On Monday, Popovich, a U.S. Air Force veteran, was so angered by Trump’s claim that past presidents did not call the families of fallen soldiers (“If you look at President Obama and other presidents, most of them didn’t make calls, a lot of them didn’t make calls”) that the usually press-averse Spurs coach actually called a journalist.
Dave Zirin of The Nation was on the other line. Here’s what Popovich said:
This man in the Oval Office is a soulless coward who thinks that he can only become large by belittling others. This has of course been a common practice of his, but to do it in this manner — and to lie about how previous Presidents responded to the deaths of soldiers — is as low as it gets. We have a pathological liar in the White House: unfit intellectually, emotionally, and psychologically to hold this office and the whole world knows it, especially those around him every day. The people who work with this President should be ashamed because they know it better than anyone just how unfit he is, and yet they choose to do nothing about it. This is their shame most of all.
Popovich hasn’t been shy about expressing his displeasure with the current administration, even though he is set to be the new coach (and therefore face) of Team USA and is employed by Spurs chairman Julianna Holt, who was one of South Texas’s largest donors to the Trump campaign.
James, an employee of Dan Gilbert, is in a similarly thorny situation. The Cavs owner had to rush James and his teammates out of their home arena to set up for the Republican National Convention. But James has remained at the forefront of a necessary conversation. In a GQ magazine story that dropped on Tuesday, LeBron discussed the president and what it means to be black in America:
So those people may love the way I play the game of basketball. … My state definitely voted for Donald Trump, the state that I grew up in. And I think I can sit here and say that I have a lot of fans in that state, too. It’s unfortunate.

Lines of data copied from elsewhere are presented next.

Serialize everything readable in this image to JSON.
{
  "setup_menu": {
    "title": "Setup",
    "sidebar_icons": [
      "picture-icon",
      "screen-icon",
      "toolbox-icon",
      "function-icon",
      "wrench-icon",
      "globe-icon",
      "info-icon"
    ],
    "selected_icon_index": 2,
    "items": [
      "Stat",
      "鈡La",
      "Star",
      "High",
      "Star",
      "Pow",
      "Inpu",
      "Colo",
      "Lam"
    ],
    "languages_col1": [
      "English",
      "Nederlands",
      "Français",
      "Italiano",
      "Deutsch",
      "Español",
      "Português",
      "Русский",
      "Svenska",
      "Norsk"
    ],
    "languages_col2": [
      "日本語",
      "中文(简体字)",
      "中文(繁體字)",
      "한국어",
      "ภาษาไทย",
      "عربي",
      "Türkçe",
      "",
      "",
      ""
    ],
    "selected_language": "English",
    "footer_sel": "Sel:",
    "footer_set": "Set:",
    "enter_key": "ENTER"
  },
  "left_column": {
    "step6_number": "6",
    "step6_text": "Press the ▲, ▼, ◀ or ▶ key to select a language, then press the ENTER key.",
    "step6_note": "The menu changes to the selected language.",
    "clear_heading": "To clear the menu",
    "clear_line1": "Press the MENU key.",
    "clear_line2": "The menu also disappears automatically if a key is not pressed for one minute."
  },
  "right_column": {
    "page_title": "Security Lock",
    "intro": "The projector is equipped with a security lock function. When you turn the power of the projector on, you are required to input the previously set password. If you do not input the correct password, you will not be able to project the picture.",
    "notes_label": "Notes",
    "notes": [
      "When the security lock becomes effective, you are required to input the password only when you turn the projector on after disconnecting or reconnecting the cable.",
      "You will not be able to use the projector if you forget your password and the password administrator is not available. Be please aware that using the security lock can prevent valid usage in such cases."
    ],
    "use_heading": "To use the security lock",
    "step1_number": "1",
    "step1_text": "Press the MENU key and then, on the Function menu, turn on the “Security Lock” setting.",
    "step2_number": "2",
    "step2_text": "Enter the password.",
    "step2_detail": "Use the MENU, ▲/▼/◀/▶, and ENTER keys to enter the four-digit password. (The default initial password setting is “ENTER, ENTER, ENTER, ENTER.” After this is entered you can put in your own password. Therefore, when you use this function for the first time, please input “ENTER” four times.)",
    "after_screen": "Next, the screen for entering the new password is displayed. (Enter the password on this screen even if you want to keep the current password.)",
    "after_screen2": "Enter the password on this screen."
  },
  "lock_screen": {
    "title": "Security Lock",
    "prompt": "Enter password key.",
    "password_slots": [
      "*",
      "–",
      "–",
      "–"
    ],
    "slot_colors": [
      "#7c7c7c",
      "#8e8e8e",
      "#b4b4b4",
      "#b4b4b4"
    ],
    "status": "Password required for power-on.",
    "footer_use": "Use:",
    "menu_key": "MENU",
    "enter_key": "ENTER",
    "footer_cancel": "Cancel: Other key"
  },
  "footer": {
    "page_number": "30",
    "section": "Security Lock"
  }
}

James at one point joked about how he’ll “foul the shit” out of his eldest son if they ever play against each other in the league, but even that happy thought is soured by the current climate. “I have to go home and talk to my 13- and 10-year-old sons, even my 2-year-old daughter, about what it means to grow up being an African-American in America,” James said. “Because no matter how great you become in life, no matter how wealthy you become, how people worship you, or what you do, if you are an African-American man or African-American woman, you will always be that.”
In November, James held a pre-election rally for Hillary Clinton in Ohio. He’s long been outspoken when it comes to Trump, most recently addressing him as “U bum” in a tweet that defended Steph Curry’s position on passing on a potential White House visit.
U bum @StephenCurry30 already said he ain't going! So therefore ain't no invite. Going to White House was a great honor until you showed up!— LeBron James (@KingJames) September 23, 2017
Trump, rather incongruently, hasn’t tweeted responses to either James or Popovich. Given his long-held social media habits, it might just be a matter of time. But even as the regular season is set to tip off, both James and Pop, two of the most important voices in sports, have shown time and time again that they won’t remain silent on this issue.